Pentax Super Program shooting experience and sample pictures
It was a couple of months ago I acquired a Pentax Super Program 35mm camera and I’ve just developed my first film from it, so I thought I’d publish a follow up post describing how I found the camera to shoot with.
All these pictures can be viewed full size here.
First a few details about the photos. The camera was loaded with a roll of Kodak ColourPlus 200 film which I exposed at box speed with the camera used mostly in either program mode or aperture priority. The film was developed using the digibase C-41 pre-diluted kit and the negatives scanned with an Epson V550 perfection photo scanner.
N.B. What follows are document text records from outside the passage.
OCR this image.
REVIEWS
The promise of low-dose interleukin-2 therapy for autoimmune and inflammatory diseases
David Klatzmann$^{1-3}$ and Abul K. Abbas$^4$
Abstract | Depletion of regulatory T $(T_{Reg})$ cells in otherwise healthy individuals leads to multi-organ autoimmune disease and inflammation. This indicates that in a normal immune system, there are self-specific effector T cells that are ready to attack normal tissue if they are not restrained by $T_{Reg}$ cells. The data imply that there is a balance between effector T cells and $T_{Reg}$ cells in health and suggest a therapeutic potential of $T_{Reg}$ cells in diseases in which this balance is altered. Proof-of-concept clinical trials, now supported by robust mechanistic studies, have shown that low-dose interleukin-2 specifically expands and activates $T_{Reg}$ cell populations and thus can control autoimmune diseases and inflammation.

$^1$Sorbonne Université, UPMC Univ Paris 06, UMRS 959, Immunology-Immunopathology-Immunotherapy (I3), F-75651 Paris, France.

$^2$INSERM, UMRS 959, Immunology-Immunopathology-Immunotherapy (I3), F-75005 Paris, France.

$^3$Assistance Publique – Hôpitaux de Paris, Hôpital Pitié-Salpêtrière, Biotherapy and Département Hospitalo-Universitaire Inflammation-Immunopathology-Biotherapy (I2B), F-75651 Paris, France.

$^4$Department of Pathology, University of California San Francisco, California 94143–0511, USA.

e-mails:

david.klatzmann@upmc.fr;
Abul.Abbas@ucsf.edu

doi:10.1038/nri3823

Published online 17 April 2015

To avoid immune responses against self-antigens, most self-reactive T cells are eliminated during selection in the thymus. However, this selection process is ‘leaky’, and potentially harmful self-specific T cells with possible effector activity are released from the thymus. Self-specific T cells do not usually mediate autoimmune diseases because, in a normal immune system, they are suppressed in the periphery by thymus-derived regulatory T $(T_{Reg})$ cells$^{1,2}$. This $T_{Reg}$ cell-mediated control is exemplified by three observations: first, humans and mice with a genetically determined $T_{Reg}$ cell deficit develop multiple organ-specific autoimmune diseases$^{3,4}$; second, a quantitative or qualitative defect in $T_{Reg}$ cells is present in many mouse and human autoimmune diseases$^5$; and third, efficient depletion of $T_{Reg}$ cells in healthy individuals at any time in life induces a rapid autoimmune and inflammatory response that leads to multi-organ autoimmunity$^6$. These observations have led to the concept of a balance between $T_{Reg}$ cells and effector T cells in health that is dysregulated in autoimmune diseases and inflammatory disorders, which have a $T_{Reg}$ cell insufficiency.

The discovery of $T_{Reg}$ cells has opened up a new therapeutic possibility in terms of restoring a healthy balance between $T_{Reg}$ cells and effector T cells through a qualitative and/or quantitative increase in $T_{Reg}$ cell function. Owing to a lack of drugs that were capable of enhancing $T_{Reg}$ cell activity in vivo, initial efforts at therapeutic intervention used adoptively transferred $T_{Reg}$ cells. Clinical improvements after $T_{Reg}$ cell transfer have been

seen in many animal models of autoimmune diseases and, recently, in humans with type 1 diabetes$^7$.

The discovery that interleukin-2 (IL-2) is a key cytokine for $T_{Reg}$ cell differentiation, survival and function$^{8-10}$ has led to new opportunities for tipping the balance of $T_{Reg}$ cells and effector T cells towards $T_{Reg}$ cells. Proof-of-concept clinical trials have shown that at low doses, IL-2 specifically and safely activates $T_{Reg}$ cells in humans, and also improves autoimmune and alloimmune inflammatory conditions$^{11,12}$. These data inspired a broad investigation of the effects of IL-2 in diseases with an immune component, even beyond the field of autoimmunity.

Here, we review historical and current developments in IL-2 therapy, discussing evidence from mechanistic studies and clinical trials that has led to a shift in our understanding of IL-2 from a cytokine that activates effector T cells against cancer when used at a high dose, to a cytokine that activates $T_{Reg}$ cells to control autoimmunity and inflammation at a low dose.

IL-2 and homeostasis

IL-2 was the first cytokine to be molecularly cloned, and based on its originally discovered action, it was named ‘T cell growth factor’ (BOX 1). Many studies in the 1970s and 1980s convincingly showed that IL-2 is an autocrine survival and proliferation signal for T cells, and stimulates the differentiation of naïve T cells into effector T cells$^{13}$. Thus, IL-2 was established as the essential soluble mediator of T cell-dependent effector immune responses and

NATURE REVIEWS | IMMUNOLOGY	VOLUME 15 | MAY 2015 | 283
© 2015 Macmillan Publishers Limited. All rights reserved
The resulting scans were imported into Lightroom where I used my normal workflow for film.
The first few pictures were taken with a Tamron 10-24mm Super Wide angle lens which I use on my Pentax K5 DSLR. It’s designed for use on an APS-C sensor, but I was interested to see how it would perform on a full frame SLR. In the viewfinder the lens vignetted below about 15mm, but from 15 to 24mm it seemed ok, and the pictures above seem to confirm this. Although there is a small amount of vignetting, it’s not too bad.
The next few pictures were taken with a standard 50mm f/1.7 A series lens from my P30, and interestingly seem to have better contrast and definition than the Tamron. On my K5, I find the Tamron one of my best lenses, so I was surprised it didn’t perform so well on film.
There are 5 pictures (starting with the picture of my Daughter) which were taken with the Super Program in Program mode with a Pentax AF200S flash gun fitted to the camera and set to auto mode. I wanted to see how the flash and camera performed in auto mode and it seems to have measured the exposure quite nicely and achieved some decent results.
Now my impressions of using the camera. I found the Super Program a nice small camera to take about and use and found most of the controls easy to get to and select with one exception. The one exception was the mode dial and specifically the small lock button which stops it being accidentally moved. I found this really fiddly to press and release to turn the camera on.
Other that that issue, the camera seemed to perform well, and I’m quite pleased with the quality of the resultant scans.